The era of the beatnik barely got a look-in when it was surpassed by the hippie movement, and the Piccolo’s location on Roslyn Street was perfectly placed among the head-shops and fashion shops and weed sellers, all catering to the new social movement.
“There were so many layers to the Cross, like the strippers, the prostitutes, the drug addicts and the ‘normal’ people and for all, the Piccolo was like a home, it was a haven,” Komidar said.
During the ’70s and ’80s, the Piccolo was the second home to the Cabaret Conspiracy performers, which often included Bianchi in stage roles.
As a place that welcomed gays and transgender people, the Piccolo was hit particularly hard during the AIDS epidemic.
Many writers who have written about the Piccolo have included a long list of celebrities who ventured in late at night – but they were just embellishment, not part of the fabric of the place like the regulars.
Performer Vashti Hughes has been one of those longtime regulars, first visiting the cafe after nights dancing at the nearby Tender Trap, a popular mid-’90s cabaret lounge club held in the old Les Girls building.
In 2015, Hughes wrote and performed Piccolo Tales at the Piccolo Bar, which was made all the more difficult as each night the tiny cafe would attract crowds that spilled out across Roslyn Street.
“Piccolo Tales was telling the story of the changing of the Cross from the ’60s until now through the eyes of Vittorio,” Hughes said.
Piccolo Tales was the perfect vehicle for many to experience the sting in Bianchi’s tail without suffering the consequences of a real life engagement, as he was played by Hughes, who delivered the lines with rapid fire accuracy.
In the play, Hughes has Bianchi say: “There’s no room for people to be strangers … we are all nuts together – everyone is fucking mad – if you don’t think you’re mad, then that’s the real madness.”
As the Piccolo resisted the changes to the smoking laws, Hughes’s delivery of Vittorio’s line, “So please don’t ask me not to fucking smoke in my own cafe, or I’ll kick you out … for not smoking,” always got an enthusiastic response.

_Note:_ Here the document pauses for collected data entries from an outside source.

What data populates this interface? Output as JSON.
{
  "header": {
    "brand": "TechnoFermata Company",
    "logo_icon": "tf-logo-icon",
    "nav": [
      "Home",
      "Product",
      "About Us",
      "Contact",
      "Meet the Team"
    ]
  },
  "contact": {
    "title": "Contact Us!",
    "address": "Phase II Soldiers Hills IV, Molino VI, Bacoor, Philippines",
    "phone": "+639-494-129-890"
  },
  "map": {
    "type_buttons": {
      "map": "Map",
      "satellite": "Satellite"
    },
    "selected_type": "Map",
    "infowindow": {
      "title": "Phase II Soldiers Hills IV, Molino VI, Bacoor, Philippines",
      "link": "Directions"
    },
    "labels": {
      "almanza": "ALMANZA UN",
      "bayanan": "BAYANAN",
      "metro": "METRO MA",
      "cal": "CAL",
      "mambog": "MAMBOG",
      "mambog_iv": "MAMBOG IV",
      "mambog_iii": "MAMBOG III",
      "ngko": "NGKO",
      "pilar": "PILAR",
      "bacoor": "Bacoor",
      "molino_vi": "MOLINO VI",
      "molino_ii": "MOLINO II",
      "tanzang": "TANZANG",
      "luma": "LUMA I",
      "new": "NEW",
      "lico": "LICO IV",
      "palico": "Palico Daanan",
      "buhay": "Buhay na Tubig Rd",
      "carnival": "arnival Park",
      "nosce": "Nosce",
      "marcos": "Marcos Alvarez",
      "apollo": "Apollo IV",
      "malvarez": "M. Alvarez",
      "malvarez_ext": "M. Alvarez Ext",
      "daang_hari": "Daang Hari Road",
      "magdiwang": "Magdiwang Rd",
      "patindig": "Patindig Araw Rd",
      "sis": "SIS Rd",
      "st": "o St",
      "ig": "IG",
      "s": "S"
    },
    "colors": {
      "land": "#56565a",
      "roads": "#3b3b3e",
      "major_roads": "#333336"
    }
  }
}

Poet and taxi driver Charles Freyberg’s story of how he came to the Piccolo probably reflects that of many others who would also become part of the fabric and help make the place so special.
“I thought the place was a bit pretentious at first, and I thought that these people are just too out of it and too whacky,” Freyberg said.
“So I went back enough times and I saw faces that I liked, and I realised that I could could meet friends who were outside the social norm.
“These people weren’t talking about real estate and their debts, but talking about music, life and outrageous anecdotes.”
Bit by bit, legislation and regulation began gnawing away at Kings Cross, taking away the danger sometimes present, but also its excitement.
The strip clubs closed, the brothels moved online and the once heaving nightclubs fell silent, and along with them, many businesses like the Piccolo struggled in a contracting late night economy.
The new social media also meant people did not have to leave their home to communicate and modern coffee makers even made a passible cup of java.
Lynette Komidar is using the internet to ensure the Piccolo legacy and memories will survive the changes by starting the Facebook group Vittorio Bianchi & friends, which currently has over 450 members.
Like many of his former customers, Vittorio Bianchi is now living in the suburbs, reading and dealing with his health and Covid-19, but each Thursday making the trip to the Piccolo Bar to take his window seat.
“It’s just changing, changing times,” Bianchi said.